USX goes global

By Arthur Perlo

After two decades of "relentless contraction," the nation's largest steel producer, 
USX, has increased its production capacity by one-third, according to the Nov. 30 New 
York Times. 

You would think this would be welcome news. After all, since 1970, steel production in 
the U.S. is down about 20 percent, employment is down by 80 percent and union jobs 
have dropped even more. 

But any celebrating is confined to the executive offices. The new steelmaking facility 
is not in Pittsburgh, Birmingham or Youngstown. It is located in Kosice, Slovakia, in 
the heart of Eastern Europe.

The VSZ plant was built in the 1960s by the socialist government of Czechoslovakia. 
Although socialist technology was widely disparaged in the U.S., VSZ is equipped with 
similar technology to the U.S. Steel plants in Pittsburgh. Throughout the 1980s, i.e., 
until the collapse of socialism, the government-owned VSZ continued to invest heavily 
in the plant, keeping it up-to-date.

After socialism was overthrown in Czechoslovakia and Slovakia broke away, VSZ was 
privatized. The new management looted the firm, draining VSZ's assets and leaving it 
deep in debt. This, according to the Times, is typical of industry in Czechoslovakia 
and other formerly socialist countries. 

Thus, USX was able to buy the plant at a bargain rate. The price tag was $485 million, 
but only $60 million was paid in cash * the rest is in bonds, which will probably be 
repaid out of VSZ profits.

The Slovak steel mill has 17,000 workers * almost as many as the 20,000 USX steel 
workers in this country. Each U.S. worker produces 2.3 times as much steel as a Slovak 
worker. But Slovak steelworkers are paid $2 an hour, so the labor cost for a ton of 
steel in Slovakia is one-seventh the U.S. cost. 

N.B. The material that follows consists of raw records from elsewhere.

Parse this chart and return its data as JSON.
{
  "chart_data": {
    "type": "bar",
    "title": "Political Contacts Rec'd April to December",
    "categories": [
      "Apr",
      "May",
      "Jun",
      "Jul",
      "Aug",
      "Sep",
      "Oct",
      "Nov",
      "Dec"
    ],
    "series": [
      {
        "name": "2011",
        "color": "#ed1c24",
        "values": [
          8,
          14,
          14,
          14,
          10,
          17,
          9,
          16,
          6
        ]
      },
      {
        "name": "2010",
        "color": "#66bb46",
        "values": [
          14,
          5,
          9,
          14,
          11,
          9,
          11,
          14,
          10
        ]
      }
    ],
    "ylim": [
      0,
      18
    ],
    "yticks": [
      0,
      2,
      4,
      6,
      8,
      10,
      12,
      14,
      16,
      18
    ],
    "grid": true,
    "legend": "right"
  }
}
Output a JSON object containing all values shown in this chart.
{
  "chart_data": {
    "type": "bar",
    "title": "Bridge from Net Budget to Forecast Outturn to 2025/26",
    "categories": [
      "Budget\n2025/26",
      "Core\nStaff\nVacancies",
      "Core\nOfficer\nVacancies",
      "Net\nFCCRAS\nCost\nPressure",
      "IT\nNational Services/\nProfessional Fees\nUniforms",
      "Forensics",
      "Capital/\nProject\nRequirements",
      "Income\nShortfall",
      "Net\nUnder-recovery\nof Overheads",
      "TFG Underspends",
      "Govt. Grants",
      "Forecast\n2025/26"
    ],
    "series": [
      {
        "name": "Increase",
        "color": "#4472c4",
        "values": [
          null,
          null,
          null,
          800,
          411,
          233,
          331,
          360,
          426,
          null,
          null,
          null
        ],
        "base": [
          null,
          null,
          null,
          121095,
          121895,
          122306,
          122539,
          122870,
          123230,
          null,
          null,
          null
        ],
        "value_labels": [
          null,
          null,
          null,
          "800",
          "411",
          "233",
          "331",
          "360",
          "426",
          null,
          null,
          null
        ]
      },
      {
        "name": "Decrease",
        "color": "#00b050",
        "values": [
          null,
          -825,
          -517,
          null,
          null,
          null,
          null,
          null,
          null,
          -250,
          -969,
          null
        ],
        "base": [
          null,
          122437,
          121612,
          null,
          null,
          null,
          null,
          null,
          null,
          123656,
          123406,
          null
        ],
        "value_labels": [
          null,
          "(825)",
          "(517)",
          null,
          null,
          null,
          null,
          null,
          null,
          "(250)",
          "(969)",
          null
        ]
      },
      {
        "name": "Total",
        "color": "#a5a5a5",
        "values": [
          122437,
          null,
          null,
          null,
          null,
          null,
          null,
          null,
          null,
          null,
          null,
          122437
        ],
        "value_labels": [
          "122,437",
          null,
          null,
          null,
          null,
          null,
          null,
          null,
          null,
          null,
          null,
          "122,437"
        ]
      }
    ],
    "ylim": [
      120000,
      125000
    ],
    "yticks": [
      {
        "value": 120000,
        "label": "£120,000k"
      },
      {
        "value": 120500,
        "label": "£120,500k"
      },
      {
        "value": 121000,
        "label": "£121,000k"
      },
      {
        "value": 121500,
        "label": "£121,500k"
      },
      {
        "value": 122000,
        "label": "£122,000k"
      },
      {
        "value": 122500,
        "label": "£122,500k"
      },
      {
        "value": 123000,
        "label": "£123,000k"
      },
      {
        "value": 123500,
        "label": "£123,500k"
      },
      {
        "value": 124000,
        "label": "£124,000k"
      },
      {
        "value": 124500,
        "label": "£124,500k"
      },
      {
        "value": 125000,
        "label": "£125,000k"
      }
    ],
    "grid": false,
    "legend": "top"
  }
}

Initially, production at VSZ will be targeted at providing steel to other 
multinationals (GE, GM, Whirlpool, BMW) who are also locating in former socialist 
countries to take advantage of low wages, pro-business policies and bargain prices for 
plant and equipment. VSZ will mainly compete with other European producers. But that 
won't stop USX from trying to use its new acquisition as a club against the wages and 
benefits of workers in the United States.

Capitalism in the former Czechoslovakia has brought a new source of insecurity to 
workers in the United States, but it hasn't been a bed of roses for Slovak workers, 
either. According to the Times, "For Slovaks, the last few years have been grueling. 
Unemployment averages about 20 percent ... Real wages have declined more than 8 
percent this year."

USX may have saved the plant from bankruptcy for now and they have pledged not to 
reduce the work force, except through attrition, for the next several years. But union 
workers in this country know, better perhaps than the Slovaks, what those corporate 
promises mean. I will bet that before the decade is over, the VSZ plant will be 
producing more steel, with far fewer workers and with relentless attacks against work 
and safety standards.

When Czechoslovakia was socialist, most of its production went to meet its own needs 
for infrastructure and consumer goods, and the needs of its socialist trading 
partners. Now, the VSZ plant is being integrated into the global economy of 
multinational capitalism. The production from Slovakia's modern steel plant will be 
largely for export to Western European or the United States. The work force will 
continue to shrink, adding to crisis-level unemployment. Those who keep their jobs 
will face ongoing speedup and benefit cuts.

U.S. foreign policy, in Eastern Europe and throughout the world, has promoted 
transformations like that in Czechoslovakia. This has provided windfall profits to USX 
and its corporate brethren, but has hurt workers around the world and in the United 
States. USX will do whatever it can to play steelworkers from different countries 
against each other. For workers from the United States, Slovakia, Brazil, Russia, 
China, or Germany, the only defense is international union solidarity and cooperation.